Pour plagier Coluche, il y a des «uniques» qui
sont plus «uniques» que les autres. Voilà
pour l’unicité.
Quant
à l’Unité, c’est une tout autre
histoire : la division et ce clivage semblent bien aujourd’
hui davantage caractériser le peuple juif que l’Unité.
Israël et la Diaspora ; religieux et laïques ;
orthodoxes, super orthodoxes ; conservatives ; libéraux
; colombes et faucons ; le spectre des différences
juives a tout d’un spectre… sans compter les
juifs honteux et antisionistes.
Cependant,
à l’exception de ces enfants perdus –
pas pour tout le monde, diront les antisionistes - l’Etat
d’Israël continue d’être, pour sa
part, un réel et sans doute « unique »
facteur de consensus entre les juifs. Jadis, le grand poète
Juda Halévi expliquait les souffrances d’Israël
par le fait que le peuple juif – à l’instar
de Jérusalem – était le «coeur
du monde». Le coeur :organe aussi fragile qu’indispensable
à la vie. On est en droit de penser qu’aujourd’hui,
Israël est devenu le coeur à la fois du peuple
juif et du judaïsme. Simplement, les juifs reproduisent
aujourd’hui la vieille fable romaine de la tête
et des membres, ces derniers tirant à hue et à
dia. Remplaçons la tête par le coeur –
encore que la mystique juive les identifie fréquemment
– et nous constaterons que c’est l’image
que nous offrons aujourd’hui : un coeur uni et unique,
des membres dispersés et divisés. Mais le
coeur y est.
Bien
entendu, le principal clivage est d’abord celui qui
oppose ceux qui croient au ciel et ceux qui n’y croient
pas, clivage plus radical que celui qui sépare les
juifs de la Diaspora des Israéliens : ici, il est
plus facile de changer de camp… Encore que l’on
assiste fréquemment à des «retournements
de veste » aussi bien chez les « religieux »
que chez les laïques. Ce problème – quel
est l’avenir de la Torah en Israël – mériterait
une longue analyse : un jour, peut-être… Mais
il est clair qu’il ne faut pas focaliser excessivement
sur les clivages, voire les affrontements. Savoir observer
tout d’abord la joie profonde, la fierté et
le sentiment de la rédemption de l’histoire
qui anime la plupart des juifs lorsqu’arrive Yom Haatsmaout.
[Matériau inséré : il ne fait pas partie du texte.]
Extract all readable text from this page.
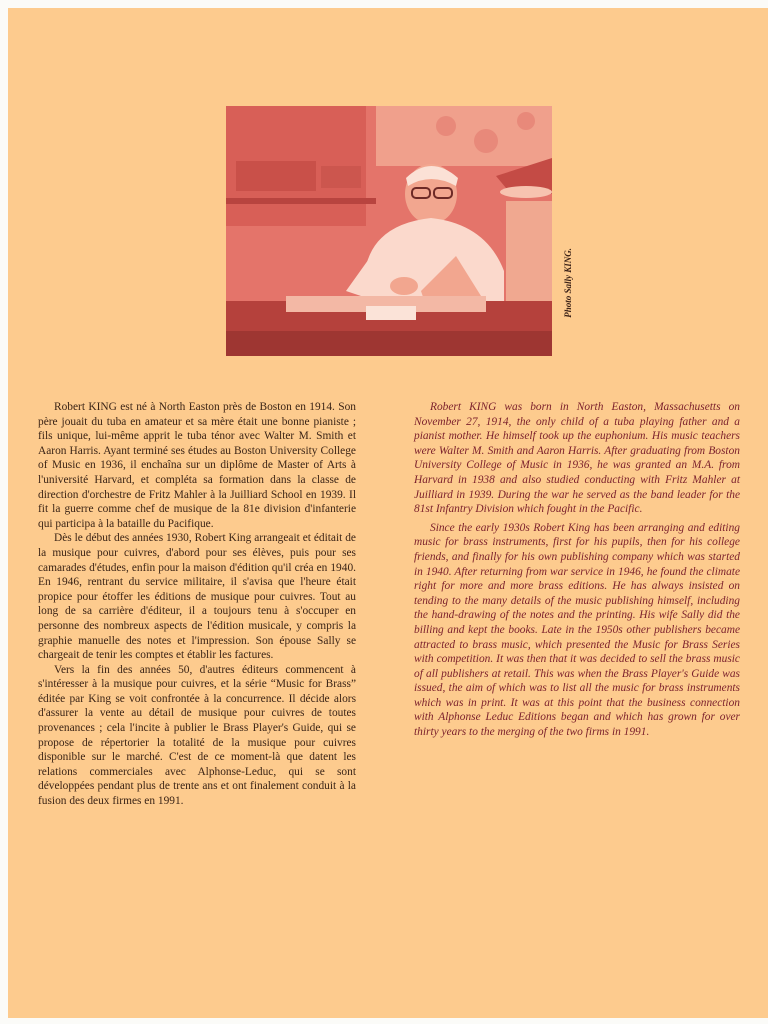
Photo Sally KING.

Robert KING est né à North Easton près de Boston en 1914. Son père jouait du tuba en amateur et sa mère était une bonne pianiste ; fils unique, lui-même apprit le tuba ténor avec Walter M. Smith et Aaron Harris. Ayant terminé ses études au Boston University College of Music en 1936, il enchaîna sur un diplôme de Master of Arts à l'université Harvard, et compléta sa formation dans la classe de direction d'orchestre de Fritz Mahler à la Juilliard School en 1939. Il fit la guerre comme chef de musique de la 81e division d'infanterie qui participa à la bataille du Pacifique.

Dès le début des années 1930, Robert King arrangeait et éditait de la musique pour cuivres, d'abord pour ses élèves, puis pour ses camarades d'études, enfin pour la maison d'édition qu'il créa en 1940. En 1946, rentrant du service militaire, il s'avisa que l'heure était propice pour étoffer les éditions de musique pour cuivres. Tout au long de sa carrière d'éditeur, il a toujours tenu à s'occuper en personne des nombreux aspects de l'édition musicale, y compris la graphie manuelle des notes et l'impression. Son épouse Sally se chargeait de tenir les comptes et établir les factures.

Vers la fin des années 50, d'autres éditeurs commencent à s'intéresser à la musique pour cuivres, et la série “Music for Brass” éditée par King se voit confrontée à la concurrence. Il décide alors d'assurer la vente au détail de musique pour cuivres de toutes provenances ; cela l'incite à publier le Brass Player's Guide, qui se propose de répertorier la totalité de la musique pour cuivres disponible sur le marché. C'est de ce moment-là que datent les relations commerciales avec Alphonse-Leduc, qui se sont développées pendant plus de trente ans et ont finalement conduit à la fusion des deux firmes en 1991.

Robert KING was born in North Easton, Massachusetts on November 27, 1914, the only child of a tuba playing father and a pianist mother. He himself took up the euphonium. His music teachers were Walter M. Smith and Aaron Harris. After graduating from Boston University College of Music in 1936, he was granted an M.A. from Harvard in 1938 and also studied conducting with Fritz Mahler at Juilliard in 1939. During the war he served as the band leader for the 81st Infantry Division which fought in the Pacific.

Since the early 1930s Robert King has been arranging and editing music for brass instruments, first for his pupils, then for his college friends, and finally for his own publishing company which was started in 1940. After returning from war service in 1946, he found the climate right for more and more brass editions. He has always insisted on tending to the many details of the music publishing himself, including the hand-drawing of the notes and the printing. His wife Sally did the billing and kept the books. Late in the 1950s other publishers became attracted to brass music, which presented the Music for Brass Series with competition. It was then that it was decided to sell the brass music of all publishers at retail. This was when the Brass Player's Guide was issued, the aim of which was to list all the music for brass instruments which was in print. It was at this point that the business connection with Alphonse Leduc Editions began and which has grown for over thirty years to the merging of the two firms in 1991.
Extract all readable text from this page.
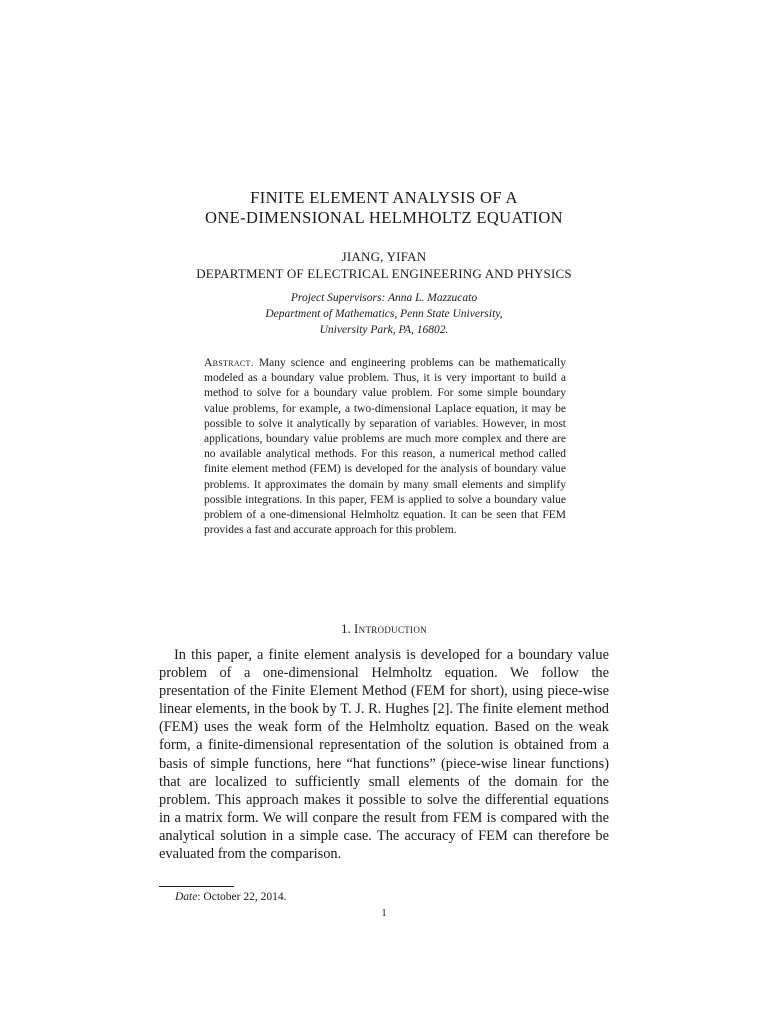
FINITE ELEMENT ANALYSIS OF A
ONE-DIMENSIONAL HELMHOLTZ EQUATION
JIANG, YIFAN
DEPARTMENT OF ELECTRICAL ENGINEERING AND PHYSICS
Project Supervisors: Anna L. Mazzucato
Department of Mathematics, Penn State University,
University Park, PA, 16802.
Abstract. Many science and engineering problems can be mathematically modeled as a boundary value problem. Thus, it is very important to build a method to solve for a boundary value problem. For some simple boundary value problems, for example, a two-dimensional Laplace equation, it may be possible to solve it analytically by separation of variables. However, in most applications, boundary value problems are much more complex and there are no available analytical methods. For this reason, a numerical method called finite element method (FEM) is developed for the analysis of boundary value problems. It approximates the domain by many small elements and simplify possible integrations. In this paper, FEM is applied to solve a boundary value problem of a one-dimensional Helmholtz equation. It can be seen that FEM provides a fast and accurate approach for this problem.
1. Introduction
In this paper, a finite element analysis is developed for a boundary value problem of a one-dimensional Helmholtz equation. We follow the presentation of the Finite Element Method (FEM for short), using piece-wise linear elements, in the book by T. J. R. Hughes [2]. The finite element method (FEM) uses the weak form of the Helmholtz equation. Based on the weak form, a finite-dimensional representation of the solution is obtained from a basis of simple functions, here “hat functions” (piece-wise linear functions) that are localized to sufficiently small elements of the domain for the problem. This approach makes it possible to solve the differential equations in a matrix form. We will conpare the result from FEM is compared with the analytical solution in a simple case. The accuracy of FEM can therefore be evaluated from the comparison.
Date: October 22, 2014.
1
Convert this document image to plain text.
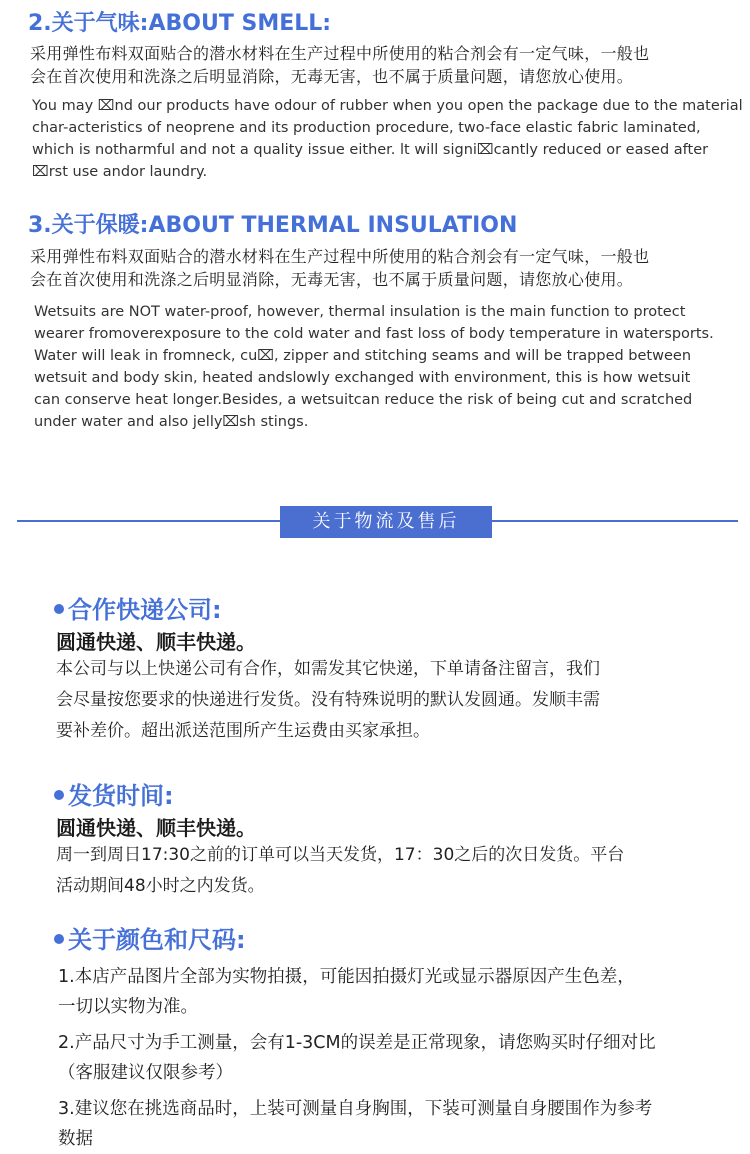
2.关于气味:ABOUT SMELL:
采用弹性布料双面贴合的潜水材料在生产过程中所使用的粘合剂会有一定气味，一般也
会在首次使用和洗涤之后明显消除，无毒无害，也不属于质量问题，请您放心使用。
You may ⌧nd our products have odour of rubber when you open the package due to the material
char-acteristics of neoprene and its production procedure, two-face elastic fabric laminated,
which is notharmful and not a quality issue either. lt will signi⌧cantly reduced or eased after
⌧rst use andor laundry.
3.关于保暖:ABOUT THERMAL INSULATION
采用弹性布料双面贴合的潜水材料在生产过程中所使用的粘合剂会有一定气味，一般也
会在首次使用和洗涤之后明显消除，无毒无害，也不属于质量问题，请您放心使用。
Wetsuits are NOT water-proof, however, thermal insulation is the main function to protect
wearer fromoverexposure to the cold water and fast loss of body temperature in watersports.
Water will leak in fromneck, cu⌧, zipper and stitching seams and will be trapped between
wetsuit and body skin, heated andslowly exchanged with environment, this is how wetsuit
can conserve heat longer.Besides, a wetsuitcan reduce the risk of being cut and scratched
under water and also jelly⌧sh stings.
关于物流及售后
合作快递公司:
圆通快递、顺丰快递。
本公司与以上快递公司有合作，如需发其它快递，下单请备注留言，我们
会尽量按您要求的快递进行发货。没有特殊说明的默认发圆通。发顺丰需
要补差价。超出派送范围所产生运费由买家承担。
发货时间:
圆通快递、顺丰快递。
周一到周日17:30之前的订单可以当天发货，17：30之后的次日发货。平台
活动期间48小时之内发货。
关于颜色和尺码:
1.本店产品图片全部为实物拍摄，可能因拍摄灯光或显示器原因产生色差，
一切以实物为准。
2.产品尺寸为手工测量，会有1-3CM的误差是正常现象，请您购买时仔细对比
（客服建议仅限参考）
3.建议您在挑选商品时，上装可测量自身胸围，下装可测量自身腰围作为参考
数据
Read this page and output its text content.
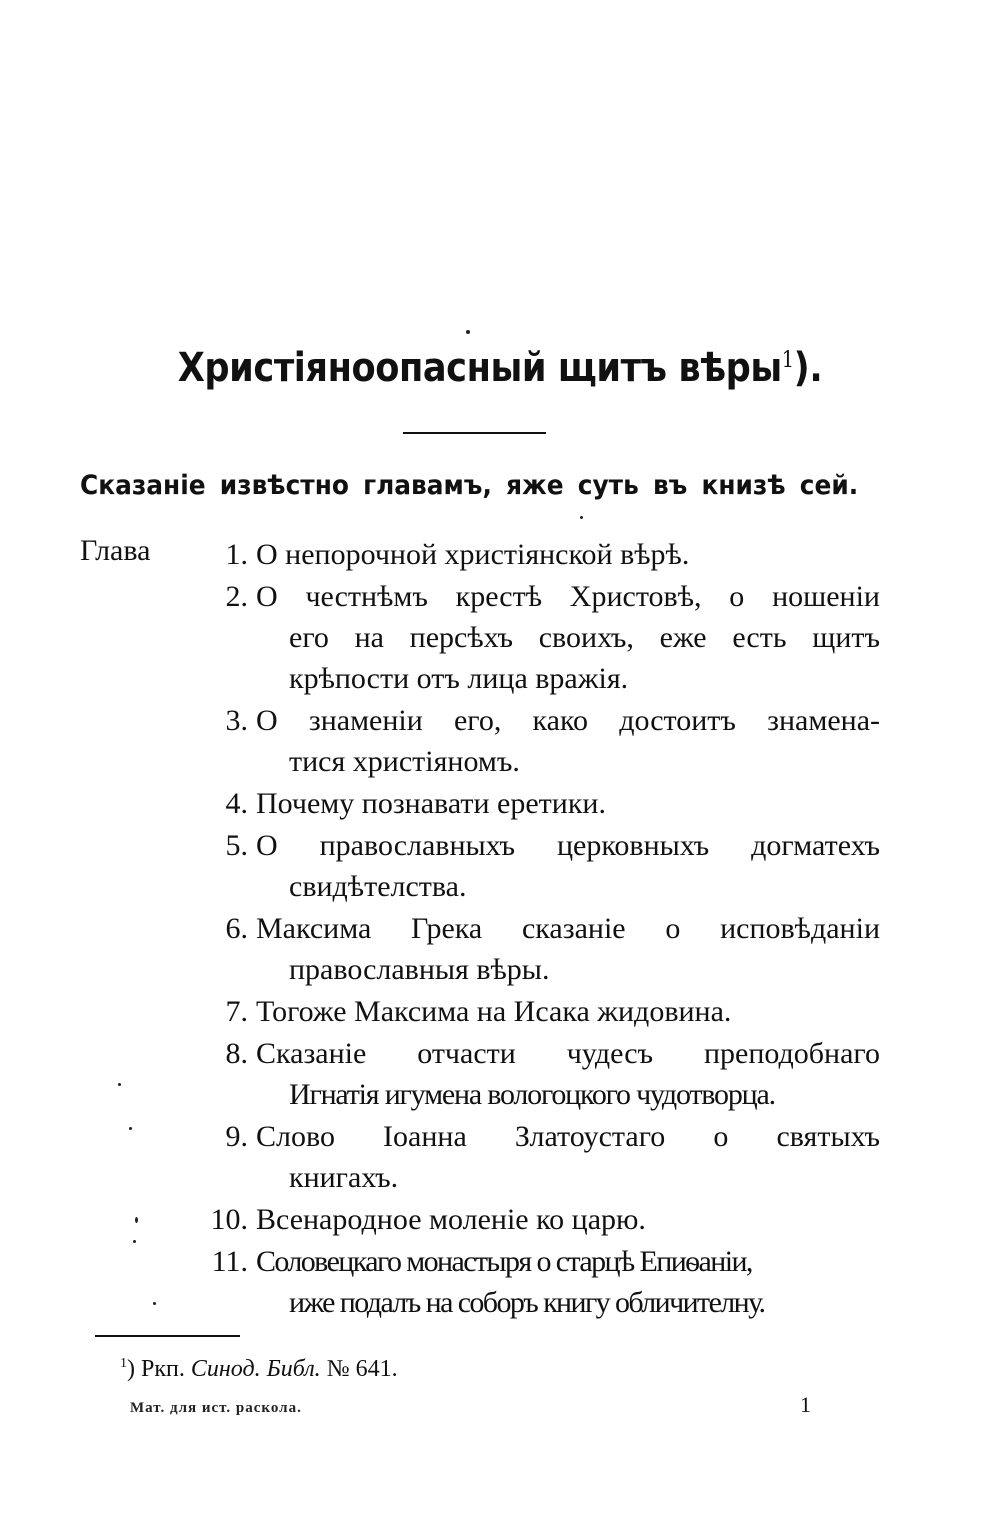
Христіяноопасный щитъ вѣры$^1$).
Сказаніе извѣстно главамъ, яже суть въ книзѣ сей.
Глава	1. О непорочной христіянской вѣрѣ.
2. О честнѣмъ крестѣ Христовѣ, о ношеніи
его на персѣхъ своихъ, еже есть щитъ
крѣпости отъ лица вражія.
3. О знаменіи его, како достоитъ знамена-
тися христіяномъ.
4. Почему познавати еретики.
5. О православныхъ церковныхъ догматехъ
свидѣтелства.
6. Максима Грека сказаніе о исповѣданіи
православныя вѣры.
7. Тогоже Максима на Исака жидовина.
8. Сказаніе отчасти чудесъ преподобнаго
Игнатія игумена вологоцкого чудотворца.
9. Слово Іоанна Златоустаго о святыхъ
книгахъ.
10. Всенародное моленіе ко царю.
11. Соловецкаго монастыря о старцѣ Епиѳаніи,
иже подалъ на соборъ книгу обличителну.
$^1$) Ркп. Синод. Библ. № 641.
Мат. для ист. раскола.	1
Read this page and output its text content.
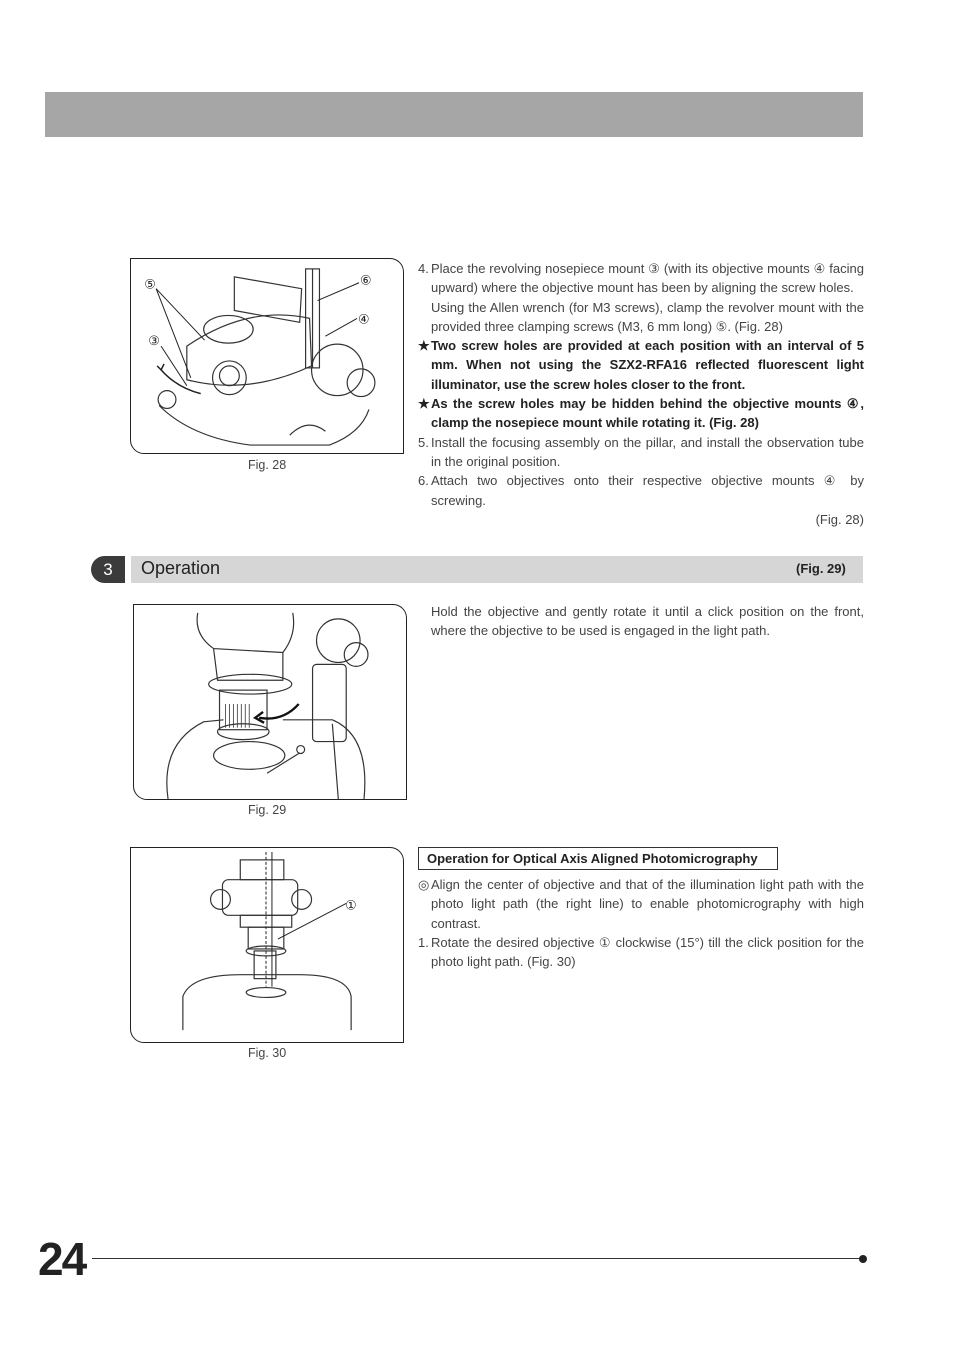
⑤
③
⑥
④
Fig. 28
4. Place the revolving nosepiece mount ③ (with its objective mounts ④ facing upward) where the objective mount has been by aligning the screw holes.
Using the Allen wrench (for M3 screws), clamp the revolver mount with the provided three clamping screws (M3, 6 mm long) ⑤. (Fig. 28)
★ Two screw holes are provided at each position with an interval of 5 mm. When not using the SZX2-RFA16 reflected fluorescent light illuminator, use the screw holes closer to the front.
★ As the screw holes may be hidden behind the objective mounts ④, clamp the nosepiece mount while rotating it. (Fig. 28)
5. Install the focusing assembly on the pillar, and install the observation tube in the original position.
6. Attach two objectives onto their respective objective mounts ④ by screwing.
(Fig. 28)
3	Operation	(Fig. 29)
Fig. 29
Hold the objective and gently rotate it until a click position on the front, where the objective to be used is engaged in the light path.
①
Fig. 30
Operation for Optical Axis Aligned Photomicrography
◎ Align the center of objective and that of the illumination light path with the photo light path (the right line) to enable photomicrography with high contrast.
1. Rotate the desired objective ① clockwise (15°) till the click position for the photo light path. (Fig. 30)
24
Ce sentiment procède également du sacré,
c’est-à-dire à la fois de l’ineffable
et de l’irrationnel.
Récemment,
en pensant à Yom Haatsmaout, je me suis fait une
réflexion que je souhaite partager. Familier des
textes de la Cabbale, j’observe que c’est là
que le terme d’ATSMAOUT apparaît le plus fréquemment,
et sans doute, sauf preuve du contraire – pour la
première fois. On s’en étonnera peut-être,
mais ce terme désigne Dieu ! Les deux dénominations
de l’Infini, souvent associées, sont ATSMAOUT
et MAHOUT : Etre et Essence . il ne faut sans doute pas
trop extrapoler, et imaginer que le choix de ce concept
– ATSMAOUT – pour désigner l’Indépendance
de l’Etat aurait le moindre rapport avec l’essence
divine, indépendante par nature. On pourrait même
y voir le contraire : indépendante, autonome, la
nouvelle Sion se soustrait à tout autre loi que la
sienne, comme tout Etat qui se respecte. Mais qu’importe
! Ce qui me paraît important, c’est de constater
qu’il existe une nouvelle complémentarité
aujourd’hui, qui transcende les clivages entre Israël
et la Diaspora. Schématiquement, il s’agit
là d’une sorte de partage entre l’essence
et l’existence, en fait, une autre version de l’ancienne
dialectique de l’âme et du corps, symbolisés
dans le judaïsme par les fêtes de Pourim et de
Hanouka. A Pourim, c’est l’existence juive qui
était menacée : l’extermination physique.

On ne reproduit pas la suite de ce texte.